O mundo não imaginava, mas não precisou de muitas voltas em torno da bola para que seu pedido fosse realizado dessa vez. O primogênito enfim surgiu, magnífico e iluminado.
Percebendo enfim que conseguira realizar todos os seus desejos, enfim o mundo descansou e pôs-se a observar a brincadeira de seus filhos.
Eram espertos! Incrível como aprenderam rápido a lidar com as formas e ferramentas que levaram tanto tempo para serem criados! Incrível como desenvolveram rapidamente uma inteligência esbelta e inebriante! Destacaram-se de todos os seus outros filhos criando várias línguas complexas, e nomearam tudo, exatamente tudo o que existia!

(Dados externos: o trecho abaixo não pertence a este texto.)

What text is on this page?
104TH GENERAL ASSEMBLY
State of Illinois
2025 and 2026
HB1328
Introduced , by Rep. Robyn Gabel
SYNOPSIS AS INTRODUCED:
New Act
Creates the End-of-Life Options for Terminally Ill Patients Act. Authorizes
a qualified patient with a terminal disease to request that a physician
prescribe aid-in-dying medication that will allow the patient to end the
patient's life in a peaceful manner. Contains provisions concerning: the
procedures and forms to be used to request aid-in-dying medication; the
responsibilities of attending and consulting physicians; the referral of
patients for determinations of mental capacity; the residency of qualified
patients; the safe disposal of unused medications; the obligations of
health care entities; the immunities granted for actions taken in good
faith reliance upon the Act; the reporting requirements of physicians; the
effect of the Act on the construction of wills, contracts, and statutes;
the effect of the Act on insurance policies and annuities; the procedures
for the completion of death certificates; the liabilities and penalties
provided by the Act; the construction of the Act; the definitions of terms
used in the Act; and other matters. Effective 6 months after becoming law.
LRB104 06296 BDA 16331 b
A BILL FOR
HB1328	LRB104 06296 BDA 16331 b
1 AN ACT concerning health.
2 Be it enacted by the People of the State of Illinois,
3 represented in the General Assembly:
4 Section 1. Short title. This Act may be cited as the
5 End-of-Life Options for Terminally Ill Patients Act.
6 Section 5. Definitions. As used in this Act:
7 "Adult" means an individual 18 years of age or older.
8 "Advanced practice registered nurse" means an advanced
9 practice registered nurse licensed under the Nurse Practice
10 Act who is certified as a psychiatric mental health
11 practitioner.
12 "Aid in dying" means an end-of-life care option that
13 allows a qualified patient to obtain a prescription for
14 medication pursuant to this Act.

A Terra se sentia esbelta, sim, com muito orgulho, não se chamava mais mundo. Suas cores não eram apenas mais cores. O azul agora era o oceano, o verde a floresta, os seres animais e vida. Sua irmãzinha agora era a lua e seu eterno enamorado o sol. E seu primogênito, seu preferido, seu amado filho, agora era o ser humano. De tanto amor a Terra nem mais percebia suas longas voltas, somente vislumbrava com carinho e admiração os passos daqueles que reconstruíam tudo.
Eles foram rápidos. O fogo, elemento que a Terra manipulava com muito cuidado, foi rapidamente dominado por eles. Depois vieram mais "descobertas" e ela se deliciava a todo momento, a cada novidade, a cada mudança louca e perfeita em si própria e na história de aventuras que seus queridos filhos escreviam com louvor e empolgação.
Demorou. Demorou muito tempo para que a Terra percebesse e se desse conta de que seus filhos não eram exatamente o que ela pensava. E mesmo depois de perceber ela ainda via além de seus corpos, além das barreiras que construíram em torno de si mesmos, perto fonte que eles chamavam de alma.
De todos os atos ruins praticados inocentemente por seus filhos, o pior deles foi quando eles acharam que sua mãe estava querendo acabar com eles. Ela se magoava constantemente, culpada por que já não conseguia mais controlar de todo os processos que aconteciam em seu corpo. Os filhos mudaram a ordem de muitas coisas, abusaram de substâncias e energias, voltaram-se uns contra os outros e poluíram sua eterna aura tranquila e sonhadora.
Mas ela jamais culparia seus filhos. Era mãe. Mãe sempre fora. Sempre seria mãe. Implorou ajuda ao seu Pai. Pai de seus filhos. Pai de seu eterno enamorado. Pai dos pais. Ao pai que realizara todos os seus desejos e salvaria seus filhos.
E voltou a se concentrar em suas voltas.